A flowchart of the data coordination process of the Coronavirus Census Collective (CCC).

Our technologies and the code for our app will be open source so that others can adapt them for their particular situations, find bugs and help us improve it. We envision that all members will use surveys with a common set of ‘core’ questions, but additional region-specific questions may be added, in accordance with local regulations, researcher interest and community need. This set of core questions may grow over time as more is learned about COVID-19.

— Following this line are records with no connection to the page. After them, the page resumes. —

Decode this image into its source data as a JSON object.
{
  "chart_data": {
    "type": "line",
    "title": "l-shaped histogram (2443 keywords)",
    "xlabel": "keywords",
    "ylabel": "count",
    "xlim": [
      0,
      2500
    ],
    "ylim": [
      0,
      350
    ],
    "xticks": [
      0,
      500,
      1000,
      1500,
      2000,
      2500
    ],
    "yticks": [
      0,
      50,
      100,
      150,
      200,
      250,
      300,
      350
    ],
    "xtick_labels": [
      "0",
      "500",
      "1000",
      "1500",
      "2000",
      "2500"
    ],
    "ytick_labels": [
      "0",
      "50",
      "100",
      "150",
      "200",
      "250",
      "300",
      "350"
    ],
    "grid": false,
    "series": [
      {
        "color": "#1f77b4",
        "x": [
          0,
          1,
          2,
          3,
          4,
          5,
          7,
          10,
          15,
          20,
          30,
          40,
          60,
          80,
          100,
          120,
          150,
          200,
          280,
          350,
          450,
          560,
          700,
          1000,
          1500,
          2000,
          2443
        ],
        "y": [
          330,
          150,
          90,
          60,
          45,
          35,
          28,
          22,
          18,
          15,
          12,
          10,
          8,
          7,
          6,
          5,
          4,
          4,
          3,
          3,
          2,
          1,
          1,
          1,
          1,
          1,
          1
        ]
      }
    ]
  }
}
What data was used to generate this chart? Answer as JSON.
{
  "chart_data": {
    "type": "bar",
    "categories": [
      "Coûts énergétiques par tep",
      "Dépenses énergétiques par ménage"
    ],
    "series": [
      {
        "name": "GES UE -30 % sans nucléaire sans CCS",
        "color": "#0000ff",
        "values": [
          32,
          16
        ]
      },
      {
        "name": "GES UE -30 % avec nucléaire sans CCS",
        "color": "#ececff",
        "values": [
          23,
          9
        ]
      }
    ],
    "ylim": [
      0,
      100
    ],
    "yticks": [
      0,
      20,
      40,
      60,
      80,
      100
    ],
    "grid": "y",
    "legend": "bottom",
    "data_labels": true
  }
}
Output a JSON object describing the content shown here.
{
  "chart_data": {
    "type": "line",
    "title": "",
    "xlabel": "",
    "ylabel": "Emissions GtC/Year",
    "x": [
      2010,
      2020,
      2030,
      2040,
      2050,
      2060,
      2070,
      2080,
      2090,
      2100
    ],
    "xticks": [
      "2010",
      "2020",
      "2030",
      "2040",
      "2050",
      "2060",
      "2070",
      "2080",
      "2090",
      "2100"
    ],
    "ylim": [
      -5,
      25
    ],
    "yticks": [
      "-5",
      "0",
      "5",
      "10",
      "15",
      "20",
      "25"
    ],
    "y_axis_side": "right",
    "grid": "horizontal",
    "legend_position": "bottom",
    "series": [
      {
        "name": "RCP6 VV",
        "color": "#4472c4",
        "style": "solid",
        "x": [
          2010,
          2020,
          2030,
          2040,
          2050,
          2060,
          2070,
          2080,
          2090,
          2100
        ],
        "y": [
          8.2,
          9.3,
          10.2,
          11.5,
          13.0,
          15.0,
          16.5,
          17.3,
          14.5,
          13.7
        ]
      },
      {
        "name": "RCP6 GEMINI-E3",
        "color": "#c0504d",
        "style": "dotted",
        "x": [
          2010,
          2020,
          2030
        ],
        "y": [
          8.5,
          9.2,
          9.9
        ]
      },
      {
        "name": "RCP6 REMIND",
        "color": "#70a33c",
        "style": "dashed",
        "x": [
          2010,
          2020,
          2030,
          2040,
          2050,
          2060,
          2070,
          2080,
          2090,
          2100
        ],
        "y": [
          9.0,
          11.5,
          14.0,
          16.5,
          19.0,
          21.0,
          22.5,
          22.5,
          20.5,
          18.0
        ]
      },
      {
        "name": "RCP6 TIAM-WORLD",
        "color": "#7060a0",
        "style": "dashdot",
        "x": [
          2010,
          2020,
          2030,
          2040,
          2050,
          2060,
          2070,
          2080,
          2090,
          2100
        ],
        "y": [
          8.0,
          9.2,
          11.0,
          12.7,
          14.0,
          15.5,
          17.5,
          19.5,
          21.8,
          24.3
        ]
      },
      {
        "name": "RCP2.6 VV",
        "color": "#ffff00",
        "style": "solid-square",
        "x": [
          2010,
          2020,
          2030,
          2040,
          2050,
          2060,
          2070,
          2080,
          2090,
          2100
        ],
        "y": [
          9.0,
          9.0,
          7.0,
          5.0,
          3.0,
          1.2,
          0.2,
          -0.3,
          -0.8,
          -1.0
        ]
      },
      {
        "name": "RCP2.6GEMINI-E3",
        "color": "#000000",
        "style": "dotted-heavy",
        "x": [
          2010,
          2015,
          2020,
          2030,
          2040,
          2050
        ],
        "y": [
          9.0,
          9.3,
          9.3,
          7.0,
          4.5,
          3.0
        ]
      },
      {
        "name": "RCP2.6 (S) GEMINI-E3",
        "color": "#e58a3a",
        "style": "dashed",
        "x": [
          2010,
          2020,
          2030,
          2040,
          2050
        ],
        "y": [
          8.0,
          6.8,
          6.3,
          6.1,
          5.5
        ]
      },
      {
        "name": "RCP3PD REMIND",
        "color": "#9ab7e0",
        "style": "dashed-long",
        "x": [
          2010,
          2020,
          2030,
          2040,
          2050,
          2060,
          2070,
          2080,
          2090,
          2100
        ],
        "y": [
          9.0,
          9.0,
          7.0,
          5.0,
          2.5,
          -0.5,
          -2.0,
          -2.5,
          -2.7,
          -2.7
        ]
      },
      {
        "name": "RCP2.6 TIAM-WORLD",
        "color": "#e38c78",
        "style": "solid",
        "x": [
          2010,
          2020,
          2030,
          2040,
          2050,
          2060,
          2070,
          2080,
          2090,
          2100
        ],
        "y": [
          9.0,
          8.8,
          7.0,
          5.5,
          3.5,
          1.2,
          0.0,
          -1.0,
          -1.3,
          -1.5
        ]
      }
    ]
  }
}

These data will allow researchers to perform several immediately useful analyses. These include the following: monitoring of the health status of the respondent population, using statistics on self-reported symptoms and/or official COVID-19 test results within particular geographic regions at any given time; analysis of the epidemiological factors associated with symptoms and testing results; and identification of the areas likely to have COVID-19 outbreaks on the basis of the co-occurrence of many people’s reporting similar patterns of symptoms at the same time. This will be potentially useful for identifying areas to which additional testing or medical resources should be allocated.

Additional applications include using methods of quantification, distinct from those of classification, to produce accurate estimates of the population prevalence of COVID-19, based on participants who have positive or negative test results, even when people cannot be reliably classified from their symptoms alone14, and evaluating the effectiveness of the various social-distancing measures taken and their contribution to reducing the number of symptomatic people.

Data coordination by a consortium

We envision that the CCC will be coordinated by a board of directors that will be agreed upon by all consortium members and who will vet new members, maintain a secured centralized data repository or federated multisite data repositories and develop mechanisms to enable researchers from around the world to query the data. The selection of the board of directors will take into account issues of expertise in organizing consortia, data privacy, epidemiology and technology. Individual members will be responsible for ensuring adherence to local regulations.

Conclusions

In summary, we call for participation in an international consortium, the CCC, that will serve as a hub for the integration of COVID-19-related information. This collective effort to track and share information will be invaluable in predicting hotspots of disease outbreak; identifying which factors control the rate of spreading; informing immediate policy decisions; evaluating the effectiveness of measures taken by health organizations on pandemic control; and providing critical insights on the etiology of COVID-19. It will also help people stay informed on this rapidly evolving situation and contribute to other global efforts to slow the spread of disease.